Les candidats se plantent et on se demande ce qu'ils ont à cacher. Je reviens là-dessus. M. Wauquiez, quelle est sa conception de l'Europe ? Il l'a écrite dans un livre. Une Europe à cinq. Parce que même le Luxembourg est de trop. Très bien. Mais ça, c'est une autre façon de démonter et de détruire l'Europe. Vous comprenez bien que nous, on veut la construire.
Pour l'instant, Jean-Christophe Lagarde, les sondages vous donnent autour de 1 à 2%. Il faut 5% des voix pour obtenir des députés européens. Mais si vous êtes élu au Parlement, dans quel groupe irez-vous siéger ? Est-ce que vous siégerez avec l'Alliance des libéraux et des démocrates qui est le futur groupe des députés macronistes ? Est-ce que finalement, c'est tout ça pour ça
et on se retrouve à la fin ? C'est plus compliqué que ça, mais permettez-moi de vous dire un mot sur les sondages. D'abord, ils sont souvent trompés aux européennes, mais si même on en a accepté l'augure, aujourd'hui, il y a un Français sur cinq, 4 millions sur les 20 millions qui vont voter, qui n'a pas choisi. Si 300 000 d'entre eux votent pour notre liste, nous aurons au moins 5 élus au Parlement européen. C'est le minimum ? C'est le minimum. Sauf que, mathématiquement, derrière, ça fait 3 élus de moins pour le Front National. Vous voyez qu'on nous raconte qu'il faut combattre le populisme. Il n'y a pas qu'une seule façon de combattre le populisme.

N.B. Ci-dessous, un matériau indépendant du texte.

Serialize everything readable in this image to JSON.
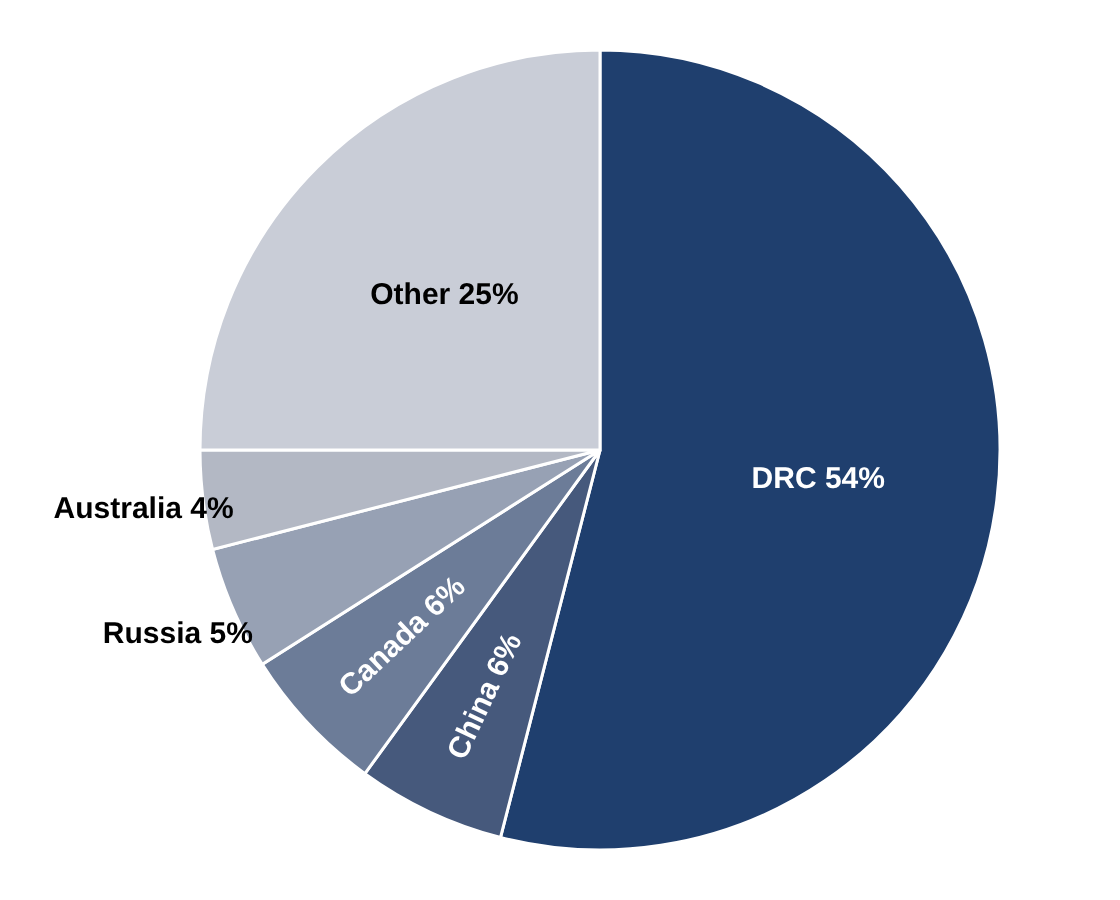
{
  "chart_data": {
    "type": "pie",
    "categories": [
      "DRC",
      "China",
      "Canada",
      "Russia",
      "Australia",
      "Other"
    ],
    "values": [
      54,
      6,
      6,
      5,
      4,
      25
    ],
    "value_labels": [
      "54%",
      "6%",
      "6%",
      "5%",
      "4%",
      "25%"
    ],
    "colors": [
      "#1f3f6e",
      "#46597c",
      "#6c7c98",
      "#97a1b4",
      "#b3b8c4",
      "#c9cdd7"
    ]
  }
}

Parce qu'en votant pour nous, on fait moins d'élus Front National et plus d'élus pro-européens.
Et on fait plus d'élus pour le groupe de la DLE où vous siégerez donc avec les élus de la République en marche ?
C'est un peu plus complexe que ça. Que s'est-il passé ? Nous, nous sommes membres de la LDE. Ils n'ont pas des sortants, les macronistes. Naturellement, si, bien sûr qu'ils ont des sortants. Il y en a même candidats sur leur liste. Mais nous sommes membres de la LDE. Il se trouve que pendant un an et demi, M. Macron a cherché à créer un groupe, tout seul, et qu'il n'y est pas parvenu. Il voulait ramener un certain nombre de socialistes européens, de sociodémocrates. N'y parvenant pas, il accepte d'être absorbé par le groupe ALDE.
Dans l'ALDE, dans le groupe libéral et centriste européen, ça fait débat, parce que, par exemple, en Espagne, vous avez Ciudadanos, qui n'a pas très envie de se retrouver avec des socialistes espagnols. Donc, je ne sais pas, pour être honnête vis-à-vis de tous les électeurs, je ne sais pas, aujourd'hui, quelle sera la configuration de ce groupe. Dernière chose, il est, de toute façon, ce qu'il faut regarder, ce n'est pas tellement le groupe, c'est la majorité. Après l'élection européenne, il y aura une majorité à construire.
Cette majorité, elle va inclure naturellement le PPE, qui sans doute sera le plus grand, la droite européenne, sauf que cette droite, elle est divisée entre les urbanistes et les autres. Il y aura les gens de l'ALDE, centre et droite européenne, il y aura les Verts, mais les Verts plutôt dirigés par les Verts allemands que par les nôtres, qui sont un peu plus responsables, entre guillemets, et habitués à l'exercice du pouvoir, et peut-être, effectivement, des amis de M. Macron, des sociodémocrates qui seront là. C'est ça qui va compter, plus que les groupes, parce que dans les groupes, au Parlement européen, il faut que les Français le sachent.
Il y a des gens qui ne sont pas d'accord ensemble, mais qui sont dans le même groupe, parce que les lignes politiques ne sont pas les mêmes, les clivages politiques au niveau européen ne sont pas les mêmes.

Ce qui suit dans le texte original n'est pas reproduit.